The diagram at left depicts this situation, so let's examine each item in turn.
Availability is probably the defining aspect of IT. If the resource isn't available, no one cares about much else. Availability problems are almost exclusively the responsibility of IT, with "uptime" being their primary metric.
One would expect confidentiality to be fairly central to any "security" team's role. Exfiltration of data is partly a confidentiality problem. However, the biggest headache in the confidentiality world has been disclosure of customer personally identifiable information (PII) via loss or theft of physical assets (laptops, backup tapes) or electronic exposure. Companies now employ dedicated Privacy teams, usually staffed predominantly by lawyers, to specifically address the handling of customer PII. One might have thought the "Security" team should have had responsibility for this subject. Instead, a legal problem ("Do we have to disclose the breach to customers and/or the public?") is being addressed by lawyers.
Integrity is the last of the three, and originally I thought it would be the core "security" task for the "Security" team. Then I remembered Sarbanes-Oxley and Section 404. I wondered if the Audit Staff's requirement to assess the "integrity" of records meant they had a more institutionalized role in this area than the "Security" team.
So what does this mean for "Security" teams? Looking at the problem in one way, you might think there is no need for a Security team. CIA is covered by three groups, so Security is redundant. This is a mistake for the following reasons.
- The IT staff is not equipped to resist attacks, especially advanced ones.
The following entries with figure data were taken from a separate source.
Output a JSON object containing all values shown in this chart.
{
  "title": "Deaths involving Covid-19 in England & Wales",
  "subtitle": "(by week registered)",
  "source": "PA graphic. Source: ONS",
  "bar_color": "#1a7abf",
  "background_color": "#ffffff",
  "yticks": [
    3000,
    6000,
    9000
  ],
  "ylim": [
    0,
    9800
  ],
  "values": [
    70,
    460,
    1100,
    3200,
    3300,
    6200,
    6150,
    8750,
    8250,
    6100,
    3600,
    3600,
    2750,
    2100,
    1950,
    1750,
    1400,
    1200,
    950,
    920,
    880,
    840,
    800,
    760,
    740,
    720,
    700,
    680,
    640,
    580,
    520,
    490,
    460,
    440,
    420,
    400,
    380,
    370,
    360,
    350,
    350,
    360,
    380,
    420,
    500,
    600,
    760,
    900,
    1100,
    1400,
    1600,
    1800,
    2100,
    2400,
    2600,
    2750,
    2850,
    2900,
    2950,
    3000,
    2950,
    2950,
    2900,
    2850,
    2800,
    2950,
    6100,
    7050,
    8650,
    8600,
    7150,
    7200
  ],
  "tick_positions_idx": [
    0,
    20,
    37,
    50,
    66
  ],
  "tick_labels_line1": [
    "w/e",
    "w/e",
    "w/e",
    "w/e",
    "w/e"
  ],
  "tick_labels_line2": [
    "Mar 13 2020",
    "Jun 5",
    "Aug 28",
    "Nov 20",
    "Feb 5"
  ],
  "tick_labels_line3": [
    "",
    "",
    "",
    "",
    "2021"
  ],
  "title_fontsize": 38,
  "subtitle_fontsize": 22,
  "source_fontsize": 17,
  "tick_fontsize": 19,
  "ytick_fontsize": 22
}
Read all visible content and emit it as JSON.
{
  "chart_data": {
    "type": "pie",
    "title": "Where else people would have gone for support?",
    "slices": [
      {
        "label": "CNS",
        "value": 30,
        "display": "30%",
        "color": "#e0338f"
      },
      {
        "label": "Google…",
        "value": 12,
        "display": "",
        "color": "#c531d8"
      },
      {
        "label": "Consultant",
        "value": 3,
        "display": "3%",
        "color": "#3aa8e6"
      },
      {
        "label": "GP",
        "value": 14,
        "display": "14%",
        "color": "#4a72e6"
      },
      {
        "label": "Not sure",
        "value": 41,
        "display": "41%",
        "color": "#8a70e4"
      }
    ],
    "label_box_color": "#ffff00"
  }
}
IT usually does a good job keeping resources functioning when equipment failure, provisioning woes, or misconfiguration causes downtime. IT is usually ill-equipped to stop intelligent adversaries who are three steps ahead of overworking administrators.
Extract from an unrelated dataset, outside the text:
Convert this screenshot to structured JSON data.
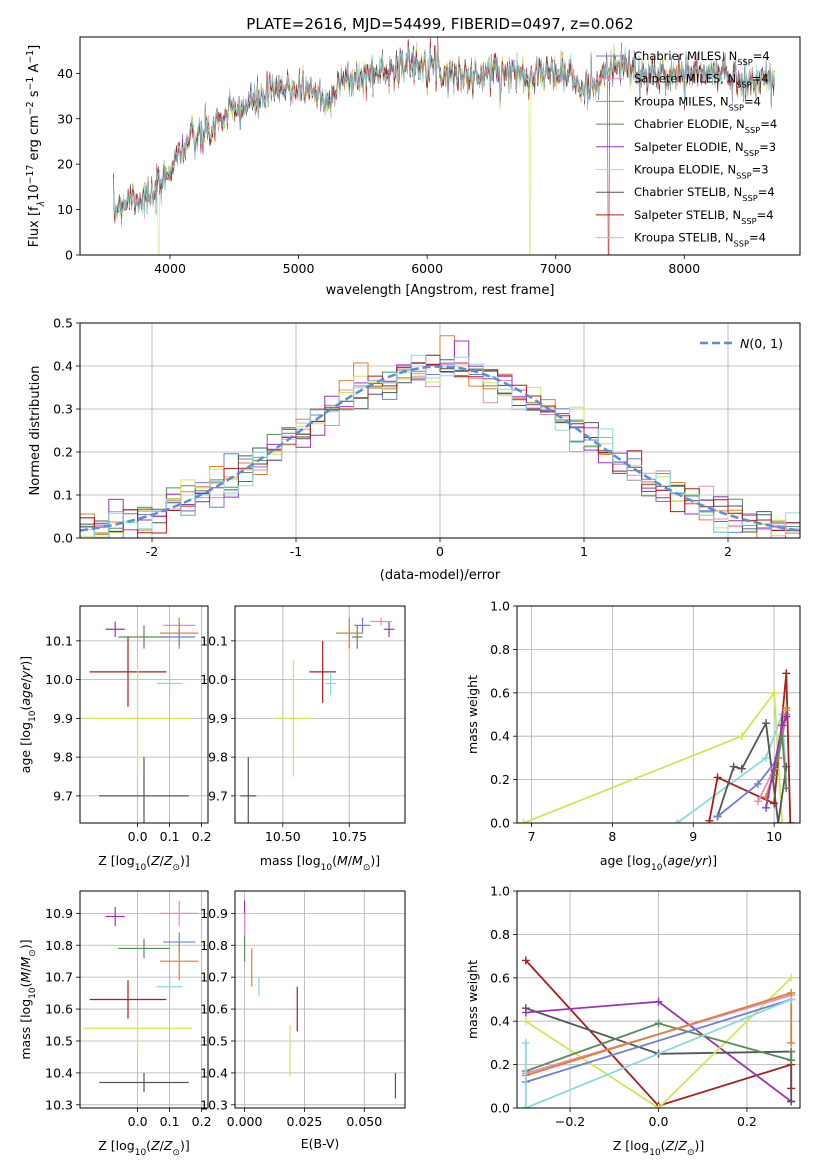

- If an IT staff can't handle attackers, there's no way lawyers can. Lawyers tasked with security responsibilities usually outsource everything to high-priced consultants. Legal teams have the budgets for this, but it's not a sustainable situation. Privacy teams focus on salvaging the company brand and market value after a breach; they are not positioned to resist or detect incidents.
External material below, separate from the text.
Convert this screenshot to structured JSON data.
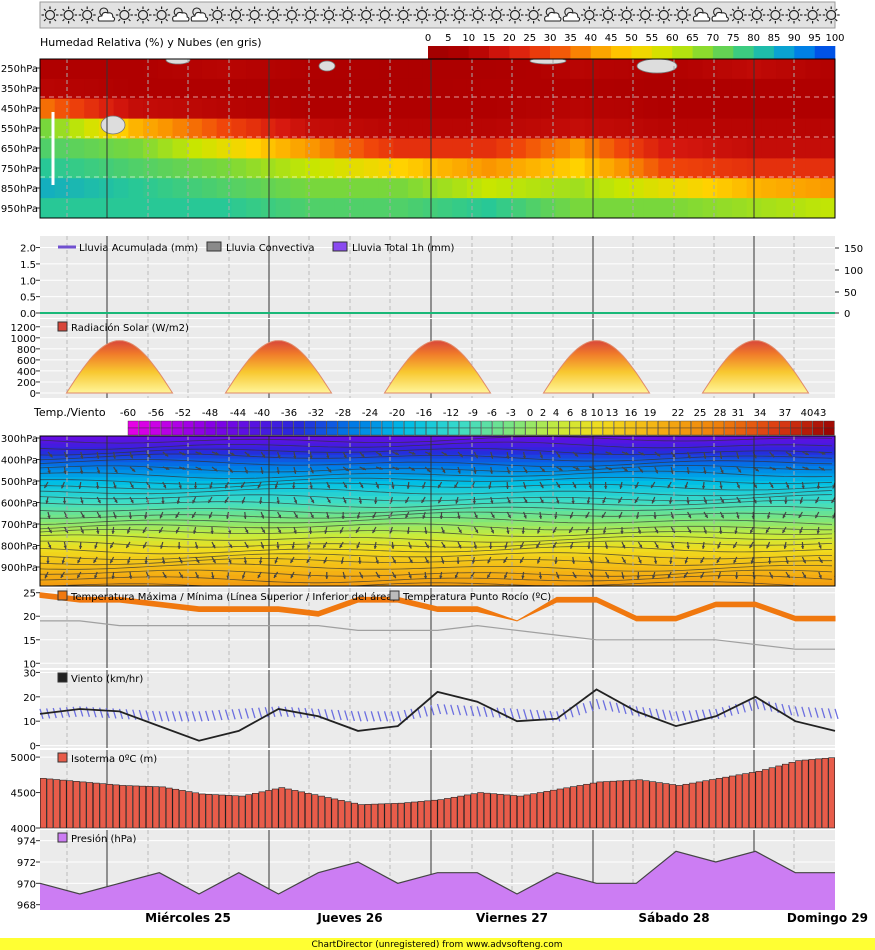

- Auditors look for problems and effect change, but they do not implement change. They look for weaknesses in processes and configurations, not intruders who have exploited those vulnerabilities.
I believe this state of affairs leaves the Security team as the one group that has the proper mindset, subject matter expertise, and ability to implement defensive operations to preserve CIA. This mission is not one the Security team accomplishes by itself, if that ever were possible. Rather, Security will (if not already) need to pair itself with IT, Audit, and Privacy in order to be effective. One could say the same for and Compliance groups, Governance officers, and/or Physical Security teams, although I'm less worried about those ties right now.
It should be clear at this point that it doesn't make sense for the Security team to work for IT, given the role it must play. A Security team working for IT is likely to be stuck supporting the Availability aspect of "security" at the expense of the other CIA elements. Furthermore, it could be difficult for Security to build the necessary bonds with Audit and Privacy if those groups see the Security team as "just part of IT," or "technologists."
In this light, it makes sense for Security (CISO) to be next to IT (CTO) in the corporate hierarchy, both working for the CIO. Ultimately the CIO is responsible for the company's information, so I don't see a way for [information] Security to be beyond the CIO's reach.
How does this review compare to your own experience?